I have spoken initially in an older blog entry "Open Storage - The (R)Evolution
" about ZFS and Hybrid Storage Pools. Now I would like to dive a bit deeper into this great feature.
ZFS is not just a filesystem. It is actually a hybrid filesystem and volume manager. These two functions are the main source of the flexibility of ZFS. Being hybrid means that ZFS manages storage differently than traditional solutions. Traditionally, you have a 1:1 mapping of filesystems to disk partitions, or alternately you have a 1:1 mapping of filesystems to logical volumes, each of which is made out of one ore more disks. In ZFS, all disks participate in one storage pool. Each filesystem can use all disk drives in a pool, and since the filesystem is not mapped to a volume, all space is shared! Space can be reserved, so that a single filesystem cannot fill up the whole pool and space reservations can be changed at will. Growing or shrinking of a filesystem isn't just painless, it is irrelevant!
The definition of hybrid storage within ZFS goes even further! A storage pool can have more than just logical volumes or partitions. You can split the pool into three different areas:
- ZIL - ZFS Intend Log
- Read / Write Cache Pool
- High Capacity Pool
By using different devices for each position above, you can tremendously increase the performance of your filesystem.
ZFS Intend Log (ZIL)
All file system related system calls are logged as transaction records by the ZIL. The transaction records contain sufficient information to replay them back in the event of a system crash.
The ZIL performance is critical for performance of synchronous writes. A common application that issues synchronous writes is a database. This means that all of these writes run at the speed of the ZIL.
Synchronous writes can be quickly written and acknowledged by the "slog" in ZFS jargon to the client before the data is written to the storage pool. The slog is used only for small transactions while large transactions use the main storage pool – it's tough to beat the raw throughput of large numbers of disks. A flash-based log device would be ideally suited for a ZFS slog. Using such a device with ZFS can reduce, latencies of small transactions to a range of 100-200µs.
Read Cache Pool
How many data on your traditional storage systems are active data? 5%? 10%? Wouldn't it be nice to have a low latency solid storage that delivers you the information in time and without additional IO on your traditional storage (disks)? Is your RAM not sufficient to store all hot read data or is it too expensive to have 256GB RAM?

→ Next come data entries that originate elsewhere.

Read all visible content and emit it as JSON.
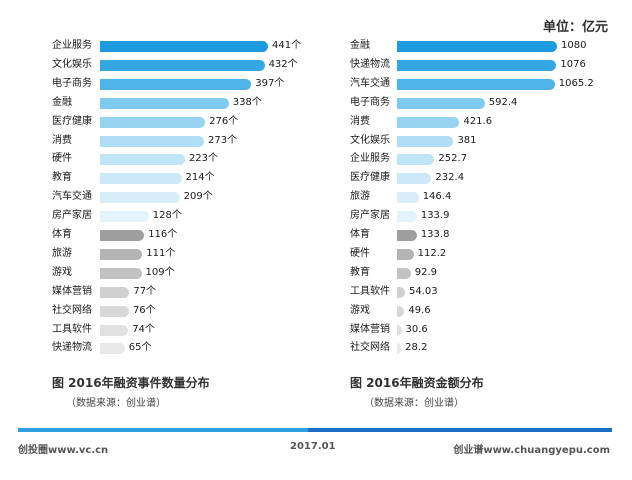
{
  "unit_label": "单位：亿元",
  "chart_data": [
    {
      "type": "bar",
      "orientation": "horizontal",
      "title": "图 2016年融资事件数量分布",
      "source": "（数据来源：创业谱）",
      "categories": [
        "企业服务",
        "文化娱乐",
        "电子商务",
        "金融",
        "医疗健康",
        "消费",
        "硬件",
        "教育",
        "汽车交通",
        "房产家居",
        "体育",
        "旅游",
        "游戏",
        "媒体营销",
        "社交网络",
        "工具软件",
        "快递物流"
      ],
      "values": [
        441,
        432,
        397,
        338,
        276,
        273,
        223,
        214,
        209,
        128,
        116,
        111,
        109,
        77,
        76,
        74,
        65
      ],
      "value_labels": [
        "441个",
        "432个",
        "397个",
        "338个",
        "276个",
        "273个",
        "223个",
        "214个",
        "209个",
        "128个",
        "116个",
        "111个",
        "109个",
        "77个",
        "76个",
        "74个",
        "65个"
      ],
      "colors": [
        "#1e9be0",
        "#35a8e4",
        "#4eb3e8",
        "#7ecbef",
        "#97d4f1",
        "#b0def4",
        "#c0e5f6",
        "#cde9f8",
        "#d7eef9",
        "#e3f3fb",
        "#9e9e9e",
        "#b4b4b4",
        "#c2c2c2",
        "#d0d0d0",
        "#d8d8d8",
        "#e1e1e1",
        "#e9e9e9"
      ],
      "xlim": [
        0,
        441
      ]
    },
    {
      "type": "bar",
      "orientation": "horizontal",
      "title": "图 2016年融资金额分布",
      "source": "（数据来源：创业谱）",
      "categories": [
        "金融",
        "快递物流",
        "汽车交通",
        "电子商务",
        "消费",
        "文化娱乐",
        "企业服务",
        "医疗健康",
        "旅游",
        "房产家居",
        "体育",
        "硬件",
        "教育",
        "工具软件",
        "游戏",
        "媒体营销",
        "社交网络"
      ],
      "values": [
        1080,
        1076,
        1065.2,
        592.4,
        421.6,
        381,
        252.7,
        232.4,
        146.4,
        133.9,
        133.8,
        112.2,
        92.9,
        54.03,
        49.6,
        30.6,
        28.2
      ],
      "value_labels": [
        "1080",
        "1076",
        "1065.2",
        "592.4",
        "421.6",
        "381",
        "252.7",
        "232.4",
        "146.4",
        "133.9",
        "133.8",
        "112.2",
        "92.9",
        "54.03",
        "49.6",
        "30.6",
        "28.2"
      ],
      "colors": [
        "#1e9be0",
        "#35a8e4",
        "#4eb3e8",
        "#7ecbef",
        "#97d4f1",
        "#b0def4",
        "#c0e5f6",
        "#cde9f8",
        "#d7eef9",
        "#e3f3fb",
        "#9e9e9e",
        "#b4b4b4",
        "#c2c2c2",
        "#d0d0d0",
        "#d8d8d8",
        "#e1e1e1",
        "#e9e9e9"
      ],
      "xlim": [
        0,
        1080
      ]
    }
  ],
  "footer": {
    "left": "创投圈www.vc.cn",
    "center": "2017.01",
    "right": "创业谱www.chuangyepu.com"
  }
}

That is exactly where the read cache pool has it's role.
ZFS and most other filesystems use a L1ARC (Adaptive Replacement Cache) that resides in your RAM memory. The drawback of this is that it is not solid and very expensive. Not solid means after each reboot you rely for a certain time on your traditional storage until the cache has been rebuilt for optimal performance.

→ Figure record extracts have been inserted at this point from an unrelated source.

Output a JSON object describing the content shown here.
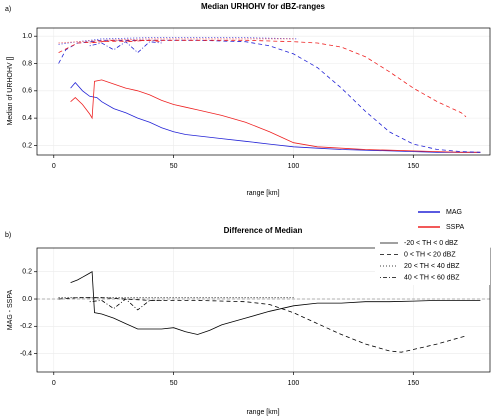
{
  "chart_data": [
    {
      "type": "line",
      "panel": "a)",
      "title": "Median URHOHV for dBZ-ranges",
      "x_label": "range [km]",
      "y_label": "Median of URHOHV []",
      "xlim": [
        -7,
        182
      ],
      "xticks": [
        0,
        50,
        100,
        150
      ],
      "ylim": [
        0.13,
        1.06
      ],
      "yticks": [
        0.2,
        0.4,
        0.6,
        0.8,
        {
          "value": 1,
          "label": "1.0"
        }
      ],
      "grid": true,
      "legend": [
        {
          "name": "MAG",
          "color": "#2323d6"
        },
        {
          "name": "SSPA",
          "color": "#ee2222"
        }
      ],
      "series": [
        {
          "color": "#2323d6",
          "dash": "solid",
          "x": [
            7,
            9,
            12,
            15,
            18,
            20,
            25,
            30,
            35,
            40,
            45,
            50,
            55,
            60,
            70,
            80,
            90,
            100,
            110,
            120,
            130,
            140,
            150,
            160,
            170,
            178
          ],
          "values": [
            0.62,
            0.66,
            0.6,
            0.56,
            0.55,
            0.52,
            0.47,
            0.44,
            0.4,
            0.37,
            0.33,
            0.3,
            0.28,
            0.27,
            0.25,
            0.23,
            0.21,
            0.19,
            0.18,
            0.17,
            0.165,
            0.16,
            0.155,
            0.15,
            0.15,
            0.15
          ]
        },
        {
          "color": "#ee2222",
          "dash": "solid",
          "x": [
            7,
            9,
            12,
            15,
            16,
            17,
            20,
            25,
            30,
            35,
            40,
            45,
            50,
            55,
            60,
            70,
            80,
            90,
            95,
            100,
            110,
            120,
            130,
            140,
            150,
            160,
            170,
            178
          ],
          "values": [
            0.52,
            0.55,
            0.5,
            0.43,
            0.4,
            0.67,
            0.68,
            0.65,
            0.62,
            0.6,
            0.57,
            0.53,
            0.5,
            0.48,
            0.46,
            0.42,
            0.37,
            0.3,
            0.26,
            0.22,
            0.19,
            0.18,
            0.17,
            0.165,
            0.16,
            0.155,
            0.15,
            0.15
          ]
        },
        {
          "color": "#2323d6",
          "dash": "dashed",
          "x": [
            2,
            5,
            10,
            20,
            40,
            60,
            80,
            90,
            100,
            110,
            120,
            130,
            140,
            150,
            160,
            170,
            178
          ],
          "values": [
            0.8,
            0.9,
            0.95,
            0.97,
            0.97,
            0.97,
            0.96,
            0.93,
            0.87,
            0.77,
            0.62,
            0.45,
            0.3,
            0.21,
            0.17,
            0.155,
            0.15
          ]
        },
        {
          "color": "#ee2222",
          "dash": "dashed",
          "x": [
            2,
            10,
            20,
            40,
            60,
            80,
            100,
            110,
            120,
            130,
            140,
            150,
            160,
            170,
            172
          ],
          "values": [
            0.88,
            0.95,
            0.96,
            0.97,
            0.97,
            0.97,
            0.96,
            0.95,
            0.92,
            0.85,
            0.74,
            0.62,
            0.52,
            0.44,
            0.41
          ]
        },
        {
          "color": "#2323d6",
          "dash": "dotted",
          "x": [
            2,
            10,
            20,
            40,
            60,
            80,
            102
          ],
          "values": [
            0.94,
            0.96,
            0.98,
            0.99,
            0.99,
            0.99,
            0.98
          ]
        },
        {
          "color": "#ee2222",
          "dash": "dotted",
          "x": [
            2,
            10,
            20,
            40,
            60,
            80,
            100
          ],
          "values": [
            0.95,
            0.96,
            0.97,
            0.98,
            0.98,
            0.98,
            0.98
          ]
        },
        {
          "color": "#2323d6",
          "dash": "dotdash",
          "x": [
            15,
            20,
            25,
            30,
            35,
            40,
            45
          ],
          "values": [
            0.93,
            0.95,
            0.9,
            0.96,
            0.88,
            0.96,
            0.95
          ]
        },
        {
          "color": "#ee2222",
          "dash": "dotdash",
          "x": [
            15,
            20,
            25,
            30,
            40,
            45
          ],
          "values": [
            0.95,
            0.96,
            0.97,
            0.96,
            0.97,
            0.96
          ]
        }
      ]
    },
    {
      "type": "line",
      "panel": "b)",
      "title": "Difference of Median",
      "x_label": "range [km]",
      "y_label": "MAG - SSPA",
      "xlim": [
        -7,
        182
      ],
      "xticks": [
        0,
        50,
        100,
        150
      ],
      "ylim": [
        -0.535,
        0.374
      ],
      "yticks": [
        -0.4,
        -0.2,
        {
          "value": 0,
          "label": "0.0"
        },
        0.2
      ],
      "grid": true,
      "reference_line": 0,
      "line_styles": [
        {
          "name": "-20 < TH < 0 dBZ",
          "dash": "solid"
        },
        {
          "name": "0 < TH < 20 dBZ",
          "dash": "dashed"
        },
        {
          "name": "20 < TH < 40 dBZ",
          "dash": "dotted"
        },
        {
          "name": "40 < TH < 60 dBZ",
          "dash": "dotdash"
        }
      ],
      "series": [
        {
          "color": "#000000",
          "dash": "solid",
          "x": [
            7,
            10,
            12,
            14,
            15,
            16,
            17,
            20,
            25,
            30,
            35,
            40,
            45,
            50,
            55,
            60,
            65,
            70,
            80,
            90,
            100,
            110,
            120,
            130,
            140,
            150,
            160,
            170,
            178
          ],
          "values": [
            0.12,
            0.14,
            0.16,
            0.18,
            0.19,
            0.2,
            -0.1,
            -0.11,
            -0.14,
            -0.18,
            -0.22,
            -0.22,
            -0.22,
            -0.21,
            -0.24,
            -0.26,
            -0.23,
            -0.19,
            -0.14,
            -0.09,
            -0.05,
            -0.03,
            -0.03,
            -0.02,
            -0.02,
            -0.015,
            -0.01,
            -0.01,
            -0.01
          ]
        },
        {
          "color": "#000000",
          "dash": "dashed",
          "x": [
            2,
            10,
            20,
            40,
            60,
            80,
            90,
            100,
            110,
            120,
            130,
            140,
            145,
            150,
            160,
            170,
            172
          ],
          "values": [
            0,
            0.01,
            0.01,
            -0.01,
            -0.01,
            -0.02,
            -0.04,
            -0.1,
            -0.18,
            -0.26,
            -0.33,
            -0.38,
            -0.39,
            -0.37,
            -0.33,
            -0.28,
            -0.27
          ]
        },
        {
          "color": "#000000",
          "dash": "dotted",
          "x": [
            2,
            20,
            40,
            60,
            80,
            100
          ],
          "values": [
            0.01,
            0.01,
            0.01,
            0.01,
            0.01,
            0.01
          ]
        },
        {
          "color": "#000000",
          "dash": "dotdash",
          "x": [
            15,
            20,
            25,
            30,
            35,
            40,
            45
          ],
          "values": [
            -0.02,
            -0.01,
            -0.07,
            0,
            -0.08,
            -0.01,
            -0.01
          ]
        }
      ]
    }
  ]
}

The people from the ZFS team have now also implemented a L2ARC that can use whatever device to improve your read performance!
The level 2 ARC (L2ARC) is a cache layer in-between main memory and the disk. It uses dedicated storage devices to hold cached data, which are populated using large infrequent writes. The main role of this cache is to boost the performance of random read workloads. The intended L2ARC devices include short-stroked disks, solid state disks, and other media with substantially faster read latency than disk.
Imagine a 10TB file system with a 1TB SSD L2ARC! Screaming fast!
High Capacitiy Pool
The high capacity pool now just takes care for the mass storage. You can basically go with low performing high capacity disks as most of your IO/s are being handled in the L2ARC and ZIL.
Old fashioned Storage vs the new Fashion
The following pictures illustrate the historic view of filesystems and storage versus the actual view and implementation:
By combining the use of flash as an intent-log to reduce write latency with flash as a cache to reduce read latency, we create a system that performs far better and consumes less power than a traditional system at similar cost. It's now possible to construct systems with a precise mix of write-optimized flash, flash for caching, DRAM, and cheap disks designed specifically to achieve the right balance of cost and performance for any given workload with data automatically handled by the appropriate level of the hierarchy. Most generally, this new flash tier can be thought of as a radical form of hierarchical storage management (HSM) without the need for explicit management.
ZFS allows Flash to join DRAM and commodity disks to form a hybrid pool automatically used by ZFS to achieve the best price, performance and energy efficiency conceivable. Adding Flash will be like adding DRAM - once it's in, there's no new administration, just new capability.
And do you know what? All of those features are part of our recently announced Sun Storage 7000 Unified Storage Systems!